Edgar possessed himself of the paper and read it coolly to the end, without blushing. Happy Edgar! Guest watched him fold it and put it into his great morocco* pocket-book. "I suppose," said Guest, "that this is the end of your generosity."

"I have nothing further to remark," said Edgar.

"Have you, by chance, anything to remark, Mr. Step-brother?" Guest demanded, turning to me, with a fierceness which showed how my presence galled him.

I had been, to my own sense, so abjectly passive during the whole scene that, to reinstate myself as a responsible creature, I attempted to utter an original sentiment. "I pity you," I said.

But I had not been happy in my choice. "Faugh, you great hulking brute!" Guest roared, for an answer.

The scene at this point might have passed into another phase, had it not been interrupted by the opening of the door from the corridor. "A lady," announced a servant, flinging it back.

The lady revealed herself as the friend with whom Guest had been in conversation on the piazza. She was apparently not a person to mind the trifle of her friend's being accompanied by two unknown gentlemen, and she advanced, shawled as if for departure, and smiling reproachfully. "Ah, you ungrateful creature," she cried, "you've lost my rosebud!"

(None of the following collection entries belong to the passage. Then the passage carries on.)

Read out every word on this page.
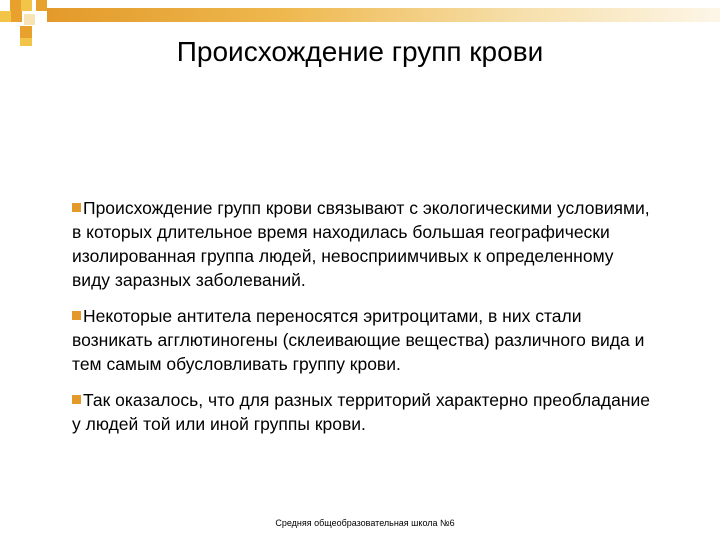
Происхождение групп крови
Происхождение групп крови связывают с экологическими условиями, в которых длительное время находилась большая географически изолированная группа людей, невосприимчивых к определенному виду заразных заболеваний.
Некоторые антитела переносятся эритроцитами, в них стали возникать агглютиногены (склеивающие вещества) различного вида и тем самым обусловливать группу крови.
Так оказалось, что для разных территорий характерно преобладание у людей той или иной группы крови.
Средняя общеобразовательная школа №6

Guest came up smiling, as they say. "Your own hands fastened it!—Where is my daughter?"

"She's coming. We've been looking for you, high and low. What on earth have you been doing here? Business? You've no business with business. You came here to rest. Excuse me, gentlemen! My carriage has been waiting this ten minutes. Give me your arm."

It seemed to me time we should disembarrass the poor man of our presence. I opened the window and stepped out upon the piazza. Just as Edgar had followed me, a young lady hastily entered the room.

"My dearest father!" she exclaimed.

Looking at her unseen from without, I recognized with amazement my charming friend of the Episcopal chapel, the woman to whom—I felt it now with a sort of convulsion—I had dedicated a sentiment.